デンマーク王室のフレデリック皇太子(43)が今日13日に来日し、明日14日に宮城県東松島市を訪れて義援金を含む約4000万円を寄付する。海外王室が東日本大震災の被災地を訪問するのは初めて。サッカーの02年W杯日韓共催大会でデンマーク代表が和歌山県をキャンプ地にし、昨年の南アフリカ大会では直接対戦したこともあって両国の関係は親密化。今回も皇太子は東松島市の地元小学生とサッカーに興じる予定で、同市を継続的に支援していく方針も固めている。

 今日の午前便で来日するデンマークのフレデリック皇太子は、サッカーボールを持って明日14日に東松島市入りする。小学校を訪れ、同行するメルビン駐日本大使(52)とチームを組んで6年生とミニゲームをして楽しむ予定だ。

 今回の被災地訪問のきっかけは、3月30日にメルビン大使が東松島市を訪れたことにさかのぼる。被災地支援を熱望していた大使が宮城県在住の知人の「それならば被害が甚大だった沿岸部の東松島市に行ってほしい」という要望を受け入れ、東京から車に支援物資を積み込んで同市に入った。この時は義援金1650万円と避難所にデンマークのブロックおもちゃ「LEGO」(レゴ)を40箱寄付している。

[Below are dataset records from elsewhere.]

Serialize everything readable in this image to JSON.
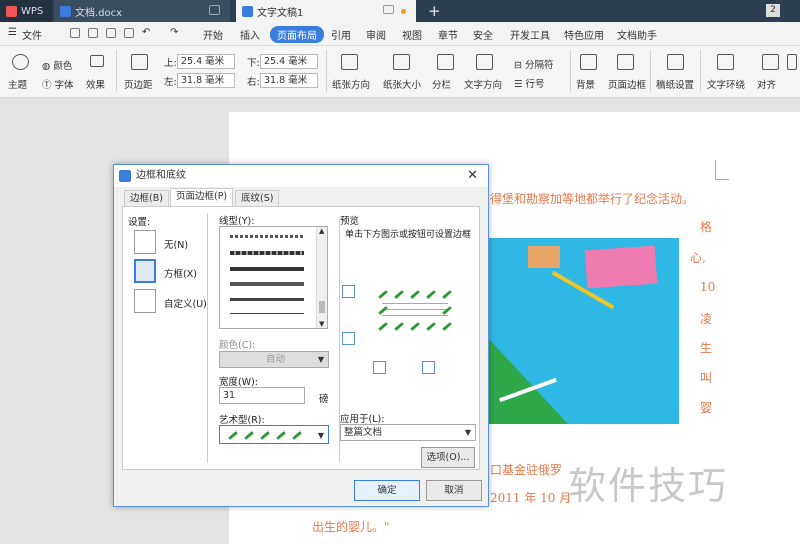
{
  "tabs": {
    "wps": "WPS",
    "doc1": "文档.docx",
    "doc2": "文字文稿1"
  },
  "window_badge": "2",
  "menu": [
    "文件",
    "开始",
    "插入",
    "页面布局",
    "引用",
    "审阅",
    "视图",
    "章节",
    "安全",
    "开发工具",
    "特色应用",
    "文档助手"
  ],
  "toolbar": {
    "theme": "主题",
    "color": "颜色",
    "font": "字体",
    "effect": "效果",
    "margin": "页边距",
    "top_label": "上:",
    "top_val": "25.4 毫米",
    "bottom_label": "下:",
    "bottom_val": "25.4 毫米",
    "left_label": "左:",
    "left_val": "31.8 毫米",
    "right_label": "右:",
    "right_val": "31.8 毫米",
    "orientation": "纸张方向",
    "size": "纸张大小",
    "columns": "分栏",
    "text_dir": "文字方向",
    "breaks": "分隔符",
    "line_num": "行号",
    "background": "背景",
    "page_border": "页面边框",
    "grid_paper": "稿纸设置",
    "wrap": "文字环绕",
    "align": "对齐"
  },
  "document": {
    "line1": "得堡和勘察加等地都举行了纪念活动。",
    "side_col": [
      "格",
      "心,",
      "10",
      "凌",
      "生",
      "叫",
      "婴"
    ],
    "line_fund": "口基金驻俄罗",
    "line_2011": "2011 年 10 月",
    "line_last": "出生的婴儿。\""
  },
  "dialog": {
    "title": "边框和底纹",
    "tabs": [
      "边框(B)",
      "页面边框(P)",
      "底纹(S)"
    ],
    "settings_label": "设置:",
    "settings": [
      "无(N)",
      "方框(X)",
      "自定义(U)"
    ],
    "style_label": "线型(Y):",
    "color_label": "颜色(C):",
    "color_value": "自动",
    "width_label": "宽度(W):",
    "width_value": "31",
    "width_unit": "磅",
    "art_label": "艺术型(R):",
    "preview_label": "预览",
    "preview_hint": "单击下方图示或按钮可设置边框",
    "apply_label": "应用于(L):",
    "apply_value": "整篇文档",
    "options_btn": "选项(O)...",
    "ok_btn": "确定",
    "cancel_btn": "取消"
  },
  "watermark": "软件技巧"
}
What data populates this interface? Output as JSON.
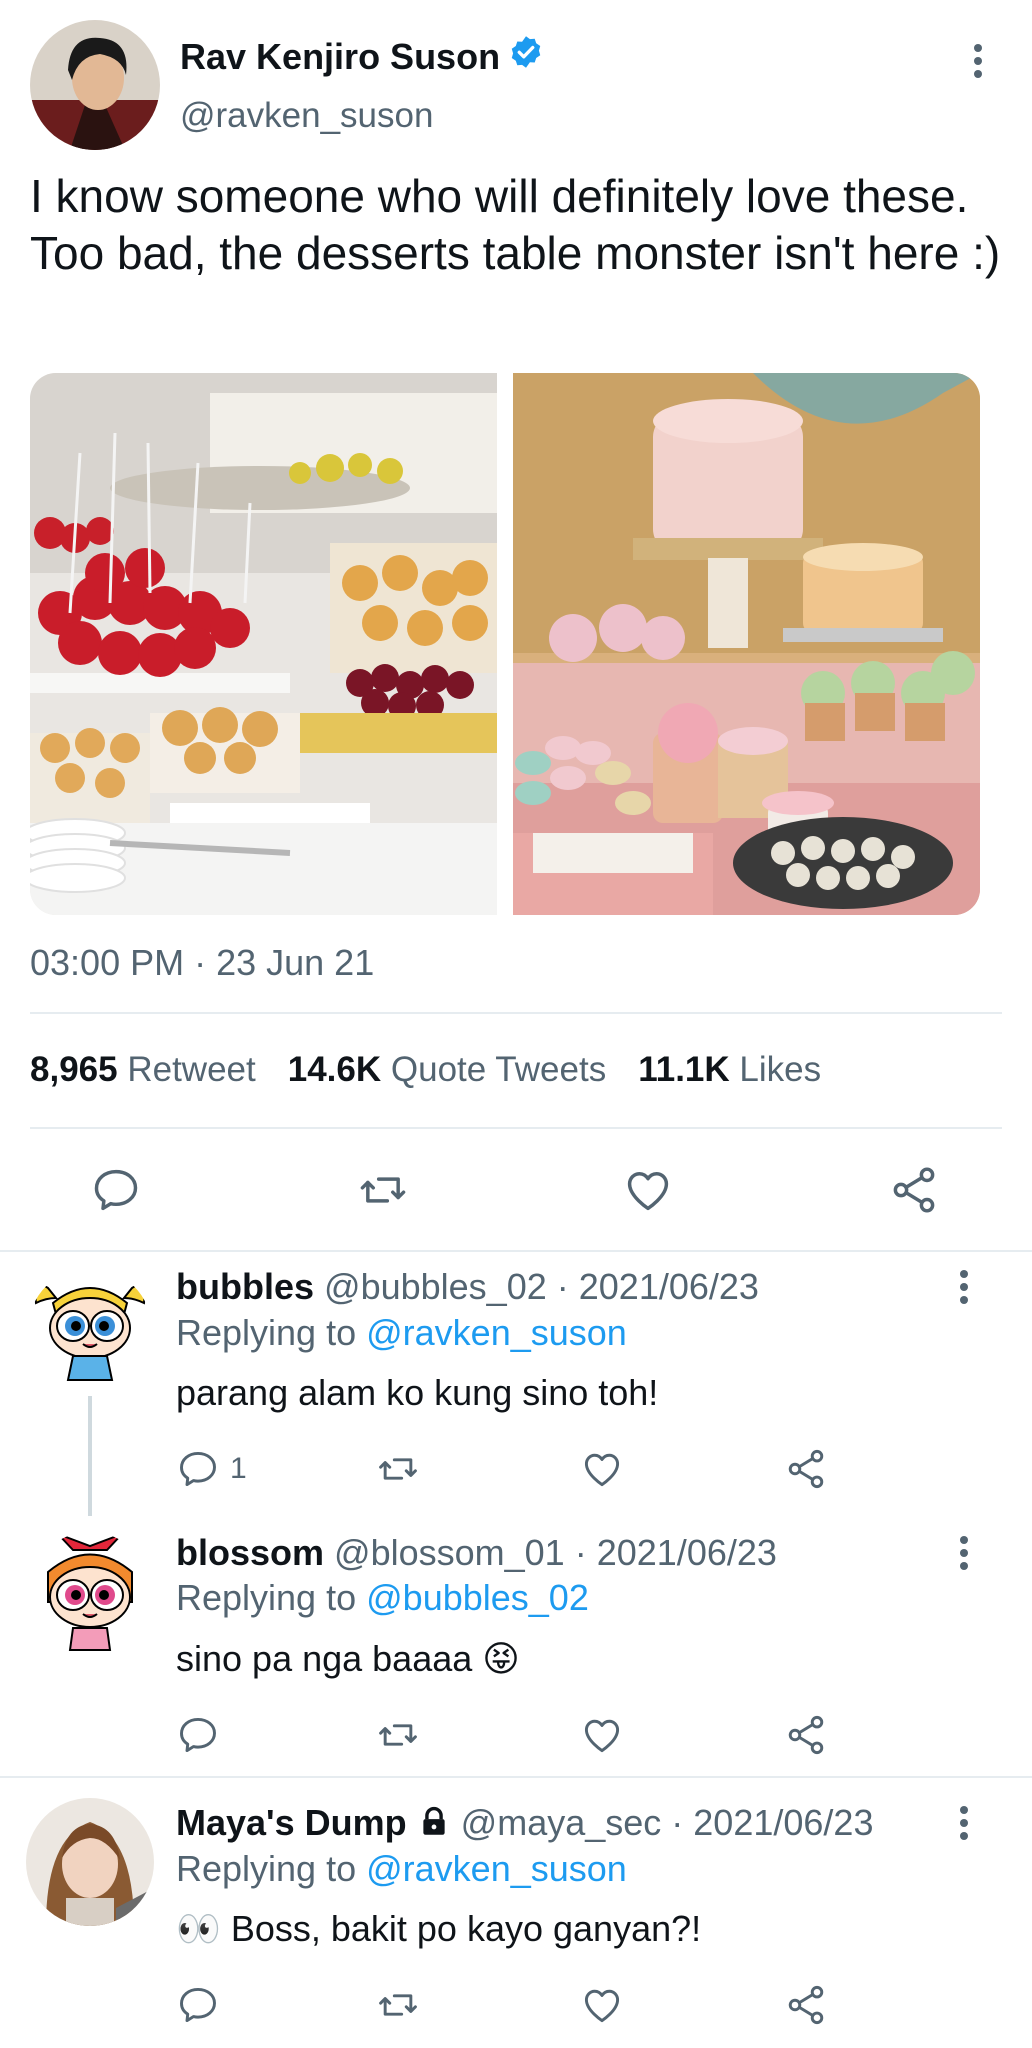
{
  "tweet": {
    "author_name": "Rav Kenjiro Suson",
    "author_handle": "@ravken_suson",
    "verified_icon": "verified-badge-icon",
    "text": "I know someone who will definitely love these. Too bad, the desserts table monster isn't here :)",
    "timestamp": "03:00 PM · 23 Jun 21",
    "stats": {
      "retweets_count": "8,965",
      "retweets_label": "Retweet",
      "quotes_count": "14.6K",
      "quotes_label": "Quote Tweets",
      "likes_count": "11.1K",
      "likes_label": "Likes"
    },
    "images": [
      "fruit-dessert-table-photo",
      "pink-cake-dessert-table-photo"
    ]
  },
  "replies": [
    {
      "name": "bubbles",
      "handle": "@bubbles_02",
      "date": "· 2021/06/23",
      "replying_label": "Replying to",
      "replying_to": "@ravken_suson",
      "text": "parang alam ko kung sino toh!",
      "reply_count": "1"
    },
    {
      "name": "blossom",
      "handle": "@blossom_01",
      "date": "· 2021/06/23",
      "replying_label": "Replying to",
      "replying_to": "@bubbles_02",
      "text": "sino pa nga baaaa 😝",
      "reply_count": ""
    },
    {
      "name": "Maya's Dump",
      "handle": "@maya_sec",
      "date": "· 2021/06/23",
      "replying_label": "Replying to",
      "replying_to": "@ravken_suson",
      "text": "👀 Boss, bakit po kayo ganyan?!",
      "reply_count": "",
      "lock_icon": "lock-icon"
    }
  ],
  "colors": {
    "accent": "#1d9bf0",
    "secondary_text": "#536471",
    "primary_text": "#0f1419",
    "divider": "#e6ecf0"
  }
}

 メルビン大使の行動を称賛したフレデリック皇太子が、デンマークの企業に声を掛けて義援金を募った。義援金、支援物資などを含め、総額約4000万円を東松島市に手渡す準備をしている。今後も同市への支援を継続していく意向という。

 サッカーにこだわる理由がある。デンマークは02年W杯日韓大会1次リーグで韓国を試合会場にするグループAに入ったが、キャンプ地は和歌山にした。順調に調整を重ね、優勝候補フランスと同組ながら勝ち点7で1位突破。さらに昨年の南アフリカ大会では1次リーグで日本と同組になり、敗れはしたものの、東京・渋谷の大使館で行ったパブリックビューイングでは両国の約300人が朝までエールを交換して絆を深めている。大使館関係者は「皇太子はその時のお礼も込めて東松島市に行くことを決意した」と説明した。

 支援はこれだけではない。フレデリック皇太子は景勝地・松島の島を巡る観光遊覧船にも乗船するという。本来ならこの遊覧船は外国人観光客にも人気のスポット。しかし地震や津波に対する恐怖感や、福島第1原発の放射能汚染が広がっているとの風評被害で、震災後の外国人観光客は前年同時期比で約6割も減少した。その話を聞いた皇太子が「松島が安全な場所であることを世界に実証したい」と話したという。イケメンとしても知られる皇太子には、デンマークから報道11社が同行取材。欧州各地への情報配信を通じて日本の安全がPRされる。